The Crown Jewel of the Spacer Worlds
Aurora was the first world colonized from Earth, settled approximately two thousand years before the events of the Robot novels. Its early settlers brought advanced robotics technology that allowed a small population to control an entire planet. Over centuries, Aurora became the de facto leader of the fifty Spacer worlds.
At its height, Aurora was a paradise of manicured landscapes, palatial estates, and perfect climate control. Each citizen lived on vast personal estates, attended by dozens of robots. The planet's technology far surpassed Earth's, and Aurorans looked down on the teeming billions of the mother world.
Elijah Baley and the Auroran Crisis
Earth detective Elijah Baley was twice summoned to Aurora to investigate crimes that Auroran authorities could not solve—or would not.
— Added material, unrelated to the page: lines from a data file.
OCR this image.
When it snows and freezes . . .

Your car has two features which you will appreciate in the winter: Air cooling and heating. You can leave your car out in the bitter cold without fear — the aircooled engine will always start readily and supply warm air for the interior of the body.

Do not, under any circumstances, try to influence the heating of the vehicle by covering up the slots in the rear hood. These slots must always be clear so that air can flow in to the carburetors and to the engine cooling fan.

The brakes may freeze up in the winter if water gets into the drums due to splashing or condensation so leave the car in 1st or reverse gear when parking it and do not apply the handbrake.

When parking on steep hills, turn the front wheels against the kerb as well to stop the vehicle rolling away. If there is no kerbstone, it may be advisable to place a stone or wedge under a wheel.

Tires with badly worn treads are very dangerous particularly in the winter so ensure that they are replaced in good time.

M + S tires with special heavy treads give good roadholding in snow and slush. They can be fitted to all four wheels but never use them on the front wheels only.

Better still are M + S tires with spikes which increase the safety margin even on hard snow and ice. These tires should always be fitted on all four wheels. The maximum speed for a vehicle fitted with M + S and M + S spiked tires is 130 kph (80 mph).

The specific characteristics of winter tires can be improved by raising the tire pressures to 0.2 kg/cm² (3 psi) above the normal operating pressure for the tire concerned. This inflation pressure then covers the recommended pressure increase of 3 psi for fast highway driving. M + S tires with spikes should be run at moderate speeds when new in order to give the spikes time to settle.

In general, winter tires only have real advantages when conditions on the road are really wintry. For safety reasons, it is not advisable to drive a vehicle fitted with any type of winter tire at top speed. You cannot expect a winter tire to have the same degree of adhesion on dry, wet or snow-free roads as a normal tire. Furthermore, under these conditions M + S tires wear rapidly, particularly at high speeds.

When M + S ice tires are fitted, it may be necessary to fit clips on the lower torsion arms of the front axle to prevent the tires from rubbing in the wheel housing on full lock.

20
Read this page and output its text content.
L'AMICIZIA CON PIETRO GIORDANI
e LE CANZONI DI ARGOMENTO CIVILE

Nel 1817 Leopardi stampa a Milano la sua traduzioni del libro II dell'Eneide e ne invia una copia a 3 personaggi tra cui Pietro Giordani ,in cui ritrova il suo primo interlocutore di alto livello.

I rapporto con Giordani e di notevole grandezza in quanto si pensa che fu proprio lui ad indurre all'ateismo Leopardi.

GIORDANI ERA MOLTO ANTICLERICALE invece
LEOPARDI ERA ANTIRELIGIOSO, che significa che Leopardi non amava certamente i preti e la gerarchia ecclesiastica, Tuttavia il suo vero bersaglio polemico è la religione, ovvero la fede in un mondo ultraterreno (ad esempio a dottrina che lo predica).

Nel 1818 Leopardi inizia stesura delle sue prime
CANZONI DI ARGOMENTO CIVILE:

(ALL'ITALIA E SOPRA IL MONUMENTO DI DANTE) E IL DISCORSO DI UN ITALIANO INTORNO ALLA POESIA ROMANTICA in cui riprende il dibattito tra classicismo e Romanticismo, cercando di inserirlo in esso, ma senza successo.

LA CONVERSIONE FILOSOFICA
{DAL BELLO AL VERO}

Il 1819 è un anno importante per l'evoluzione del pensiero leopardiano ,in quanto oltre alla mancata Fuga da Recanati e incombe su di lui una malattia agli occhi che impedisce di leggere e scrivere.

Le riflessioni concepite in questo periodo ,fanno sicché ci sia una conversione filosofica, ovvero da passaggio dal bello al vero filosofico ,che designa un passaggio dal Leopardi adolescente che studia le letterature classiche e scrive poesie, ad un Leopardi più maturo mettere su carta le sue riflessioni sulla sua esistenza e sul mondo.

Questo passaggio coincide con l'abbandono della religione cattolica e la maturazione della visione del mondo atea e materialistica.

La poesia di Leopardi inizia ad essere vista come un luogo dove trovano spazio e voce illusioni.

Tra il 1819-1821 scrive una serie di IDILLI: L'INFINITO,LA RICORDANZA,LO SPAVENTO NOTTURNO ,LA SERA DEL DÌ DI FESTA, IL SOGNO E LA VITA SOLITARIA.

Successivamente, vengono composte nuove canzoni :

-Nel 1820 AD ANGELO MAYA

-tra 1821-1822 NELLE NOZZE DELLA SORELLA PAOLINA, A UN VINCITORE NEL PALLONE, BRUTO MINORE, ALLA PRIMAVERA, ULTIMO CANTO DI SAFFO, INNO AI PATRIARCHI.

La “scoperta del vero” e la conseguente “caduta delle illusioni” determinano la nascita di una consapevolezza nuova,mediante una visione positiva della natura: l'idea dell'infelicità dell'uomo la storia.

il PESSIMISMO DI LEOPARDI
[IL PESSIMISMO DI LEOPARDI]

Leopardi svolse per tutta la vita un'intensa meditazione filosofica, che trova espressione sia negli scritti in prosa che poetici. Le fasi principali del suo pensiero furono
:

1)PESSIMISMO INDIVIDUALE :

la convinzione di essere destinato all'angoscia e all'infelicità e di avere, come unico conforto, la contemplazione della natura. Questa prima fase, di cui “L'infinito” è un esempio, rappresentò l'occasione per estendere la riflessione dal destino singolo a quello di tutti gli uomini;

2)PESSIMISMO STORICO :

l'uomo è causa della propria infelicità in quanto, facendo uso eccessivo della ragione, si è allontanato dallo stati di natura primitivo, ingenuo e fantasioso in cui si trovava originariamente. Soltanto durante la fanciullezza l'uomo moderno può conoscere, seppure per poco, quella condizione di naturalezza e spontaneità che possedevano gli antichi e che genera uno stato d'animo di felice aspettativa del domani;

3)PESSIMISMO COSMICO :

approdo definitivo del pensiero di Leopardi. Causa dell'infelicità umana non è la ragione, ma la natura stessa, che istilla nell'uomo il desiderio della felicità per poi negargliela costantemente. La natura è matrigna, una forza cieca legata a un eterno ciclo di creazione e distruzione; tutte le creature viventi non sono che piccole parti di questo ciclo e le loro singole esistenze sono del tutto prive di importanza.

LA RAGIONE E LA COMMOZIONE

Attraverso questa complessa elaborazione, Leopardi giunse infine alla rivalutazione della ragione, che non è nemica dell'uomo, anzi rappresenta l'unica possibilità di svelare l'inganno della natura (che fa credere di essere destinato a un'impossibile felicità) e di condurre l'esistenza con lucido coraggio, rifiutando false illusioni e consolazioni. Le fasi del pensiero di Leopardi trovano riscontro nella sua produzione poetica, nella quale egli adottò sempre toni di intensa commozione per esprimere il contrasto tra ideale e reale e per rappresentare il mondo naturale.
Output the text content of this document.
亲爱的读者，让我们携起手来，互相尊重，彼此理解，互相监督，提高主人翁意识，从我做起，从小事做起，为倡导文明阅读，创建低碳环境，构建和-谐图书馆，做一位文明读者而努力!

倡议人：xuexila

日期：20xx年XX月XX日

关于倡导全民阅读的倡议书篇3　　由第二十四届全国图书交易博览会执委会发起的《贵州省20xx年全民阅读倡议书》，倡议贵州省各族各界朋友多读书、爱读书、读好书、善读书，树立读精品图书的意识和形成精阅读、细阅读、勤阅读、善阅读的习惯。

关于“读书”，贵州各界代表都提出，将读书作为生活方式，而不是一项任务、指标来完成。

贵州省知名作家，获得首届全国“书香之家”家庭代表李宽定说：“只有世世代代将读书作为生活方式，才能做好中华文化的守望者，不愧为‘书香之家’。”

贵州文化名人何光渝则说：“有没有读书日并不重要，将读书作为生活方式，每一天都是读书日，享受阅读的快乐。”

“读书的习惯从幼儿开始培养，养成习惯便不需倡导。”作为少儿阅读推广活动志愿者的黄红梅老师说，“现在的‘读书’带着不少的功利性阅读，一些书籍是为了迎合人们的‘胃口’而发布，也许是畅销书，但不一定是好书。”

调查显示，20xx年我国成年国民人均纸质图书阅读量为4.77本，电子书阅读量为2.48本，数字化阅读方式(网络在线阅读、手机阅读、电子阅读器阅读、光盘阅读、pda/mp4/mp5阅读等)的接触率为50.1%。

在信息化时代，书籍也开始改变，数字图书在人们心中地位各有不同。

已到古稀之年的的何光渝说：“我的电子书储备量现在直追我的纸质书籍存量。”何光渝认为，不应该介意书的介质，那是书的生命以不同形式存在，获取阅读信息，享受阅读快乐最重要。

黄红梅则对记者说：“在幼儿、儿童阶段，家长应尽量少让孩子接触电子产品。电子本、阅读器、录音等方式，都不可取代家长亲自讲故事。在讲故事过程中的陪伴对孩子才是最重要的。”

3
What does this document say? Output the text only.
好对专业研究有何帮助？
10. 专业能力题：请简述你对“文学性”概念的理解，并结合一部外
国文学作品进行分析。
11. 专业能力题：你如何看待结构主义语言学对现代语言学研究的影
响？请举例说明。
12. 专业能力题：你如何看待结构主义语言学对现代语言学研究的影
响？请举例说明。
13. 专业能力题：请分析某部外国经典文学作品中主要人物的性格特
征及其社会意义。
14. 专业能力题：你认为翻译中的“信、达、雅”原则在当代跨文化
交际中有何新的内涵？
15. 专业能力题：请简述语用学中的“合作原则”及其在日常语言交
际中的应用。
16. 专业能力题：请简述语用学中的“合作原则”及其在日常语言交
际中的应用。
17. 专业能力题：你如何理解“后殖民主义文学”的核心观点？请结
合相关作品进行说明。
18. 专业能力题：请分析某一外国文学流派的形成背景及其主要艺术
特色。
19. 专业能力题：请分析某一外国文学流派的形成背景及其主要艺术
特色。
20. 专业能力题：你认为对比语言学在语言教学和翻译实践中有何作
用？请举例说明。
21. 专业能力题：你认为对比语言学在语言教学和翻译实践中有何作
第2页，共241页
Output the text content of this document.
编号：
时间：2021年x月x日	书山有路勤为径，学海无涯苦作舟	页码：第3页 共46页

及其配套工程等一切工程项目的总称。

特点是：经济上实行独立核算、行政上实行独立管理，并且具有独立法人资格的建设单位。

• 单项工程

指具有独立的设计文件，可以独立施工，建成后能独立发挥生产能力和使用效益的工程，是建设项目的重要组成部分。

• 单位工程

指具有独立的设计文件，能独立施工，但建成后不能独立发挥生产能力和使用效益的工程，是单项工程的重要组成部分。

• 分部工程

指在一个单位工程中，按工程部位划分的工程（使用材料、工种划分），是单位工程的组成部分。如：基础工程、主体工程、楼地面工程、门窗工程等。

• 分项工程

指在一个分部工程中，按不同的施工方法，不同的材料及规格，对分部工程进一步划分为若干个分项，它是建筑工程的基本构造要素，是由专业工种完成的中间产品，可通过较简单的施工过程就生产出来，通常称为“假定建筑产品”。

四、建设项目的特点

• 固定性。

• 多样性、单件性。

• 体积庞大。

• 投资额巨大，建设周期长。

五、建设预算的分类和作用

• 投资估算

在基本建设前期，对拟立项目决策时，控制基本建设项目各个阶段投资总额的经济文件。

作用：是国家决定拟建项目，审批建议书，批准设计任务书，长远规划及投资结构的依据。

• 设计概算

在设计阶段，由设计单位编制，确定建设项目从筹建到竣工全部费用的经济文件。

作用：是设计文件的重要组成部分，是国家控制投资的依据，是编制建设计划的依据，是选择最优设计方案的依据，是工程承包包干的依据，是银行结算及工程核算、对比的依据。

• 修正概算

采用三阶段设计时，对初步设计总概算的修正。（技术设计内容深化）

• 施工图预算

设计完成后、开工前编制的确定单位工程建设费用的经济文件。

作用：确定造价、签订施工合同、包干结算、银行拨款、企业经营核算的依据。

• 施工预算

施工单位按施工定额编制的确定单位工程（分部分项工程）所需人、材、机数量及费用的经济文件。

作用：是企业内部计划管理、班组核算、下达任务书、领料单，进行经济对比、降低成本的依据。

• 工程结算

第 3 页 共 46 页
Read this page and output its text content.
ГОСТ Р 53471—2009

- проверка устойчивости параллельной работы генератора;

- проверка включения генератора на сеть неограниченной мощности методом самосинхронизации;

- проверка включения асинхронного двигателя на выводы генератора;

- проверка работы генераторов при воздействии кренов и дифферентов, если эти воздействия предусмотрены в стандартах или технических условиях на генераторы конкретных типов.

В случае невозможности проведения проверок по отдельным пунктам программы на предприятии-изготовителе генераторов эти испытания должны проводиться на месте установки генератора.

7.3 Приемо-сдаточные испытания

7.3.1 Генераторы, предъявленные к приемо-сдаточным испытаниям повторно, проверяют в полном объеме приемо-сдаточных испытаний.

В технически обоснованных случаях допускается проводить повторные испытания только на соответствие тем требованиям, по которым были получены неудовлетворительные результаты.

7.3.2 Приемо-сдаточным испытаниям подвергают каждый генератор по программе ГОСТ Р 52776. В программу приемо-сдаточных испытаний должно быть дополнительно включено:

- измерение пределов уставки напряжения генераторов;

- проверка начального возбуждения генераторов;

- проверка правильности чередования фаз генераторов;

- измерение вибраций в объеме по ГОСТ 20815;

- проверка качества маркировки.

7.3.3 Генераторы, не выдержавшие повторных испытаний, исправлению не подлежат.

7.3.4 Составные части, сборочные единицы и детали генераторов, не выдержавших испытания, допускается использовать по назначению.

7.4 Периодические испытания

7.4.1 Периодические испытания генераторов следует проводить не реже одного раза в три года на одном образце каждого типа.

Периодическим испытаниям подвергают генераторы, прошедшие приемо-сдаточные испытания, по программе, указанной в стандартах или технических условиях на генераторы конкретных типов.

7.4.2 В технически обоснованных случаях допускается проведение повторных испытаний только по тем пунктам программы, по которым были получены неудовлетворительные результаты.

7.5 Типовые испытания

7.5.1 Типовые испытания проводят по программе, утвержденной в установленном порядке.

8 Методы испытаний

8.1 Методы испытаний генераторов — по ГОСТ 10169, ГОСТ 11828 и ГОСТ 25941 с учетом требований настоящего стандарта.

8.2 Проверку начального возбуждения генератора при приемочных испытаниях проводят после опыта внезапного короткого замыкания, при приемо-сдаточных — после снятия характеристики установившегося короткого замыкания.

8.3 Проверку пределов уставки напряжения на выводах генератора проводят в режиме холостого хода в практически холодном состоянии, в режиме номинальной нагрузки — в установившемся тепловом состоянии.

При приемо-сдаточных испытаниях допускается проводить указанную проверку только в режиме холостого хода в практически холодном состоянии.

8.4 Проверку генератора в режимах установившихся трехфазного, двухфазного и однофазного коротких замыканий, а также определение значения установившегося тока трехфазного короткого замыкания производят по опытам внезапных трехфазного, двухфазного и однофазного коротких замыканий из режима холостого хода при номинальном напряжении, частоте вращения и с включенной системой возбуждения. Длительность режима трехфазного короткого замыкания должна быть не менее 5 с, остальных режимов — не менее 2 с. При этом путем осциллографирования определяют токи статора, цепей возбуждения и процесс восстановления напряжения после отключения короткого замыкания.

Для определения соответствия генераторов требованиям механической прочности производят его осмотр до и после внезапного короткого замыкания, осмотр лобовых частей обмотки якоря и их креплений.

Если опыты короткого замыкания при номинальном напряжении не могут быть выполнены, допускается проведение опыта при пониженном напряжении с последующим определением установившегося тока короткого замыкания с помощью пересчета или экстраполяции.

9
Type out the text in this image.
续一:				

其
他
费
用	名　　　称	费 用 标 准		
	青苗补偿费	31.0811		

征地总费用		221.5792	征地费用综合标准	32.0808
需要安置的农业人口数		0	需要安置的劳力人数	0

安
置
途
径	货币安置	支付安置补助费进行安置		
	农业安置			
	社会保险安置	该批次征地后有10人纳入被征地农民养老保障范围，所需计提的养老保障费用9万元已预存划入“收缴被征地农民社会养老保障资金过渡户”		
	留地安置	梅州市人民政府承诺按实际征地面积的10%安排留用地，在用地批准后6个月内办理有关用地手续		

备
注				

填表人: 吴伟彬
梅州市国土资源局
His partnership with the humaniform robot R. Daneel Olivaw on Aurora proved pivotal to galactic history.
Baley's investigation in 'The Robots of Dawn' uncovered a conspiracy involving the creation of humaniform robots and the political struggle between those who wanted to expand into the galaxy and those who preferred isolation. His success led directly to the Settler movement—Earth's colonization of new worlds without robots.
Legacy and Decline
Aurora's fate serves as a cautionary tale. The Spacer worlds' reliance on robots and their refusal to allow immigration or new colonization led to demographic stagnation. As centuries passed, Spacer populations dwindled. By the time of the Galactic Empire, the Spacer worlds were abandoned ruins, their locations largely forgotten.
In 'Foundation and Earth,' Golan Trevize visits the ruins of Aurora and finds it overrun with feral dogs—descendants of the Spacers' pets, now the only living inhabitants of a once-great civilization.